Methods: We retrospectively analysed all data of patients, who have undergone DBS-surgery for Parkinson's disease in our department in 2008 and 2009. We recorded the number of microelectrodes, the trajectory of the permanent electrode, the reasons for avoiding the central trajectory, the coordinates of the active contacts of the permanent electrode and the clinical outcome.

Results: In the 2-year-period, we performed bilateral stimulation of the STN in 80 patients with Parkinson's disease (160 procedures). We were able to use all 5 microelectrodes in 39,4%, and 3 or more in over 98,1%. For the permanent electrode, the central trajectory was chosen in 44,4%, which means that we implanted 55,6% over peripheral trajectories. The main reason was a better effect with sometimes just slight differences. The second reason was the border for side effects, which forced us to avoid the central trajectory. Due to the microrecording we were able to identify the borders of the STN in all cases and thereby the longest and best-responding trajectory, which could then be used for a shortened stimulation period. This helped the procedure, but the decision was always made on the basis of the intraoperative stimulation. The clinical results lie within the range of published data.
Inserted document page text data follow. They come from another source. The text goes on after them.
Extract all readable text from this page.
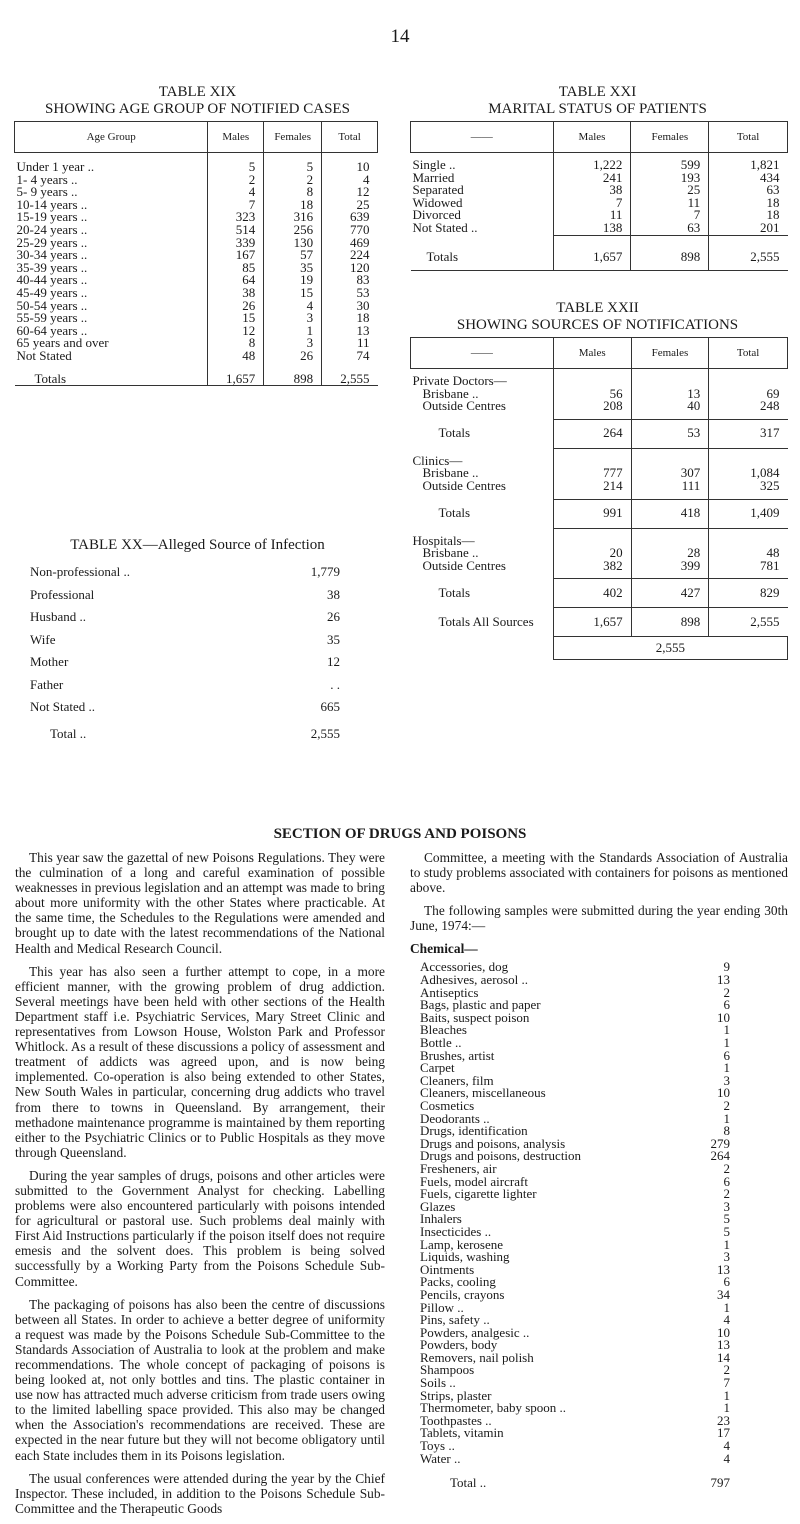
14
TABLE XIX
SHOWING AGE GROUP OF NOTIFIED CASES
Age Group	Males	Females	Total

Under 1 year ..	5	5	10
1- 4 years ..	2	2	4
5- 9 years ..	4	8	12
10-14 years ..	7	18	25
15-19 years ..	323	316	639
20-24 years ..	514	256	770
25-29 years ..	339	130	469
30-34 years ..	167	57	224
35-39 years ..	85	35	120
40-44 years ..	64	19	83
45-49 years ..	38	15	53
50-54 years ..	26	4	30
55-59 years ..	15	3	18
60-64 years ..	12	1	13
65 years and over	8	3	11
Not Stated	48	26	74
Totals	1,657	898	2,555
TABLE XX—Alleged Source of Infection
Non-professional ..	1,779
Professional	38
Husband ..	26
Wife	35
Mother	12
Father	. .
Not Stated ..	665
Total ..	2,555
TABLE XXI
MARITAL STATUS OF PATIENTS
——	Males	Females	Total

Single ..	1,222	599	1,821
Married	241	193	434
Separated	38	25	63
Widowed	7	11	18
Divorced	11	7	18
Not Stated ..	138	63	201
Totals	1,657	898	2,555
TABLE XXII
SHOWING SOURCES OF NOTIFICATIONS
——	Males	Females	Total

Private Doctors—			
Brisbane ..	56	13	69
Outside Centres	208	40	248

Totals	264	53	317

Clinics—			
Brisbane ..	777	307	1,084
Outside Centres	214	111	325

Totals	991	418	1,409

Hospitals—			
Brisbane ..	20	28	48
Outside Centres	382	399	781

Totals	402	427	829
Totals All Sources	1,657	898	2,555
	2,555		
SECTION OF DRUGS AND POISONS

This year saw the gazettal of new Poisons Regulations. They were the culmination of a long and careful examination of possible weaknesses in previous legislation and an attempt was made to bring about more uniformity with the other States where practicable. At the same time, the Schedules to the Regulations were amended and brought up to date with the latest recommendations of the National Health and Medical Research Council.

This year has also seen a further attempt to cope, in a more efficient manner, with the growing problem of drug addiction. Several meetings have been held with other sections of the Health Department staff i.e. Psychiatric Services, Mary Street Clinic and representatives from Lowson House, Wolston Park and Professor Whitlock. As a result of these discussions a policy of assessment and treatment of addicts was agreed upon, and is now being implemented. Co-operation is also being extended to other States, New South Wales in particular, concerning drug addicts who travel from there to towns in Queensland. By arrangement, their methadone maintenance programme is maintained by them reporting either to the Psychiatric Clinics or to Public Hospitals as they move through Queensland.

During the year samples of drugs, poisons and other articles were submitted to the Government Analyst for checking. Labelling problems were also encountered particularly with poisons intended for agricultural or pastoral use. Such problems deal mainly with First Aid Instructions particularly if the poison itself does not require emesis and the solvent does. This problem is being solved successfully by a Working Party from the Poisons Schedule Sub-Committee.

The packaging of poisons has also been the centre of discussions between all States. In order to achieve a better degree of uniformity a request was made by the Poisons Schedule Sub-Committee to the Standards Association of Australia to look at the problem and make recommendations. The whole concept of packaging of poisons is being looked at, not only bottles and tins. The plastic container in use now has attracted much adverse criticism from trade users owing to the limited labelling space provided. This also may be changed when the Association's recommendations are received. These are expected in the near future but they will not become obligatory until each State includes them in its Poisons legislation.

The usual conferences were attended during the year by the Chief Inspector. These included, in addition to the Poisons Schedule Sub-Committee and the Therapeutic Goods

Committee, a meeting with the Standards Association of Australia to study problems associated with containers for poisons as mentioned above.

The following samples were submitted during the year ending 30th June, 1974:—

Chemical—
Accessories, dog	9
Adhesives, aerosol ..	13
Antiseptics	2
Bags, plastic and paper	6
Baits, suspect poison	10
Bleaches	1
Bottle ..	1
Brushes, artist	6
Carpet	1
Cleaners, film	3
Cleaners, miscellaneous	10
Cosmetics	2
Deodorants ..	1
Drugs, identification	8
Drugs and poisons, analysis	279
Drugs and poisons, destruction	264
Fresheners, air	2
Fuels, model aircraft	6
Fuels, cigarette lighter	2
Glazes	3
Inhalers	5
Insecticides ..	5
Lamp, kerosene	1
Liquids, washing	3
Ointments	13
Packs, cooling	6
Pencils, crayons	34
Pillow ..	1
Pins, safety ..	4
Powders, analgesic ..	10
Powders, body	13
Removers, nail polish	14
Shampoos	2
Soils ..	7
Strips, plaster	1
Thermometer, baby spoon ..	1
Toothpastes ..	23
Tablets, vitamin	17
Toys ..	4
Water ..	4
Total ..	797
Conclusions: In our patient group we would have not reached the optimal target with a single trajectory guided by MRI in 55,6%. The microrecording is an additional tool for targeting, but the decision for the placement was made based on the test stimulation. Test stimulation is shortened since it is usually only performed in the trajectory with the best recording results. In our opinion, the simultaneous use of multiple trajectories is a reasonable tool for the optimal outcome of the patient.